Washington, May 9 : A new report has suggested that the grassy prehistoric Sahara turned into Earth's largest hot desert more slowly than previously thought, and the fact that global warming may turn it green once again.
According to a report in National Geographic News, the new research is based on deposits from Lake Yoa, a unique desert lake in remote northern Chad.
Lake Yoa, sustained by prehistoric groundwater, has survived for millennia despite constant drought and searing heat.
The body of water contains an unbroken climate record going back at least 6,000 years, according to study lead author Stefan Kropelin of the Institute of Prehistoric Archaeology at the University of Cologne in Germany.
Ancient pollen, insects, algae, and other fossil clues preserved in the lake's sediments point to a gradual transformation to a desert environment.
About 20 feet (6 meters) of water evaporate from the lake every year, which is equivalent to the annual water consumption of about a million people.
The new study contradicts past research that suggested the Sahara region dried up within a few hundred years. That research was based on windblown Saharan dust found in Atlantic Ocean sediments.
The new study instead found evidence for a slow decline in tropical plants, followed by the gradual loss of savanna-type grasslands, and then the eventual spread of desert species.
Pollen samples revealed, for example, that the decrease in tropical trees accelerated after 4,800 years ago, while desert plants took root between 3,900 and 3,100 years ago.
Sand particles in the lake show that fierce desert winds didn't start picking up until about 3,700 years ago, the study found.

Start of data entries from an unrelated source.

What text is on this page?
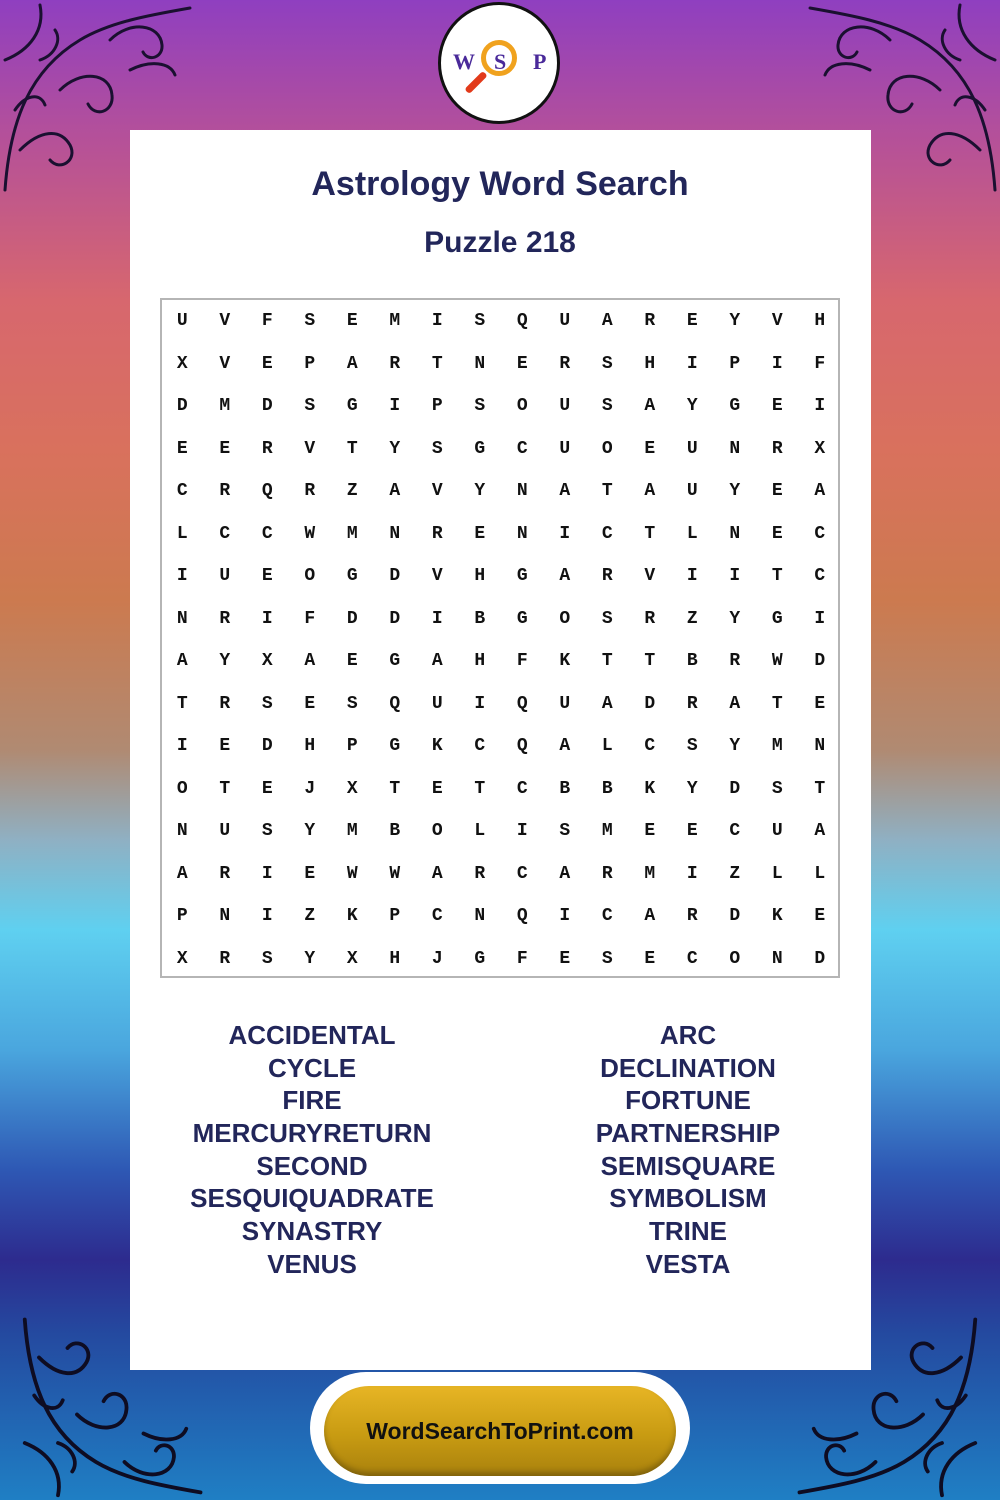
W S P
Astrology Word Search
Puzzle 218
U	V	F	S	E	M	I	S	Q	U	A	R	E	Y	V	H
X	V	E	P	A	R	T	N	E	R	S	H	I	P	I	F
D	M	D	S	G	I	P	S	O	U	S	A	Y	G	E	I
E	E	R	V	T	Y	S	G	C	U	O	E	U	N	R	X
C	R	Q	R	Z	A	V	Y	N	A	T	A	U	Y	E	A
L	C	C	W	M	N	R	E	N	I	C	T	L	N	E	C
I	U	E	O	G	D	V	H	G	A	R	V	I	I	T	C
N	R	I	F	D	D	I	B	G	O	S	R	Z	Y	G	I
A	Y	X	A	E	G	A	H	F	K	T	T	B	R	W	D
T	R	S	E	S	Q	U	I	Q	U	A	D	R	A	T	E
I	E	D	H	P	G	K	C	Q	A	L	C	S	Y	M	N
O	T	E	J	X	T	E	T	C	B	B	K	Y	D	S	T
N	U	S	Y	M	B	O	L	I	S	M	E	E	C	U	A
A	R	I	E	W	W	A	R	C	A	R	M	I	Z	L	L
P	N	I	Z	K	P	C	N	Q	I	C	A	R	D	K	E
X	R	S	Y	X	H	J	G	F	E	S	E	C	O	N	D
ACCIDENTAL
CYCLE
FIRE
MERCURYRETURN
SECOND
SESQUIQUADRATE
SYNASTRY
VENUS
ARC
DECLINATION
FORTUNE
PARTNERSHIP
SEMISQUARE
SYMBOLISM
TRINE
VESTA
WordSearchToPrint.com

The only rapid change noted was in the lake itself, which switched from a freshwater to a salt lake between 4,200 and 3,900 years ago.
According to Kropelin, the transformation happened exactly in the time period when monsoon rains began moving away to the south.
This meant there was no longer surface water flowing in to counter salinity caused by evaporating water.
"To a large degree we can now show that such an abrupt drying out of the Sahara was a myth," said Kropelin.
As for global warming turning the Sahara green once again, Kropelin said that since 1988, there has been a strong indication of a return of increasing rains in the eastern Sahara. "Already in some areas you can see slight changes in the vegetation," he said.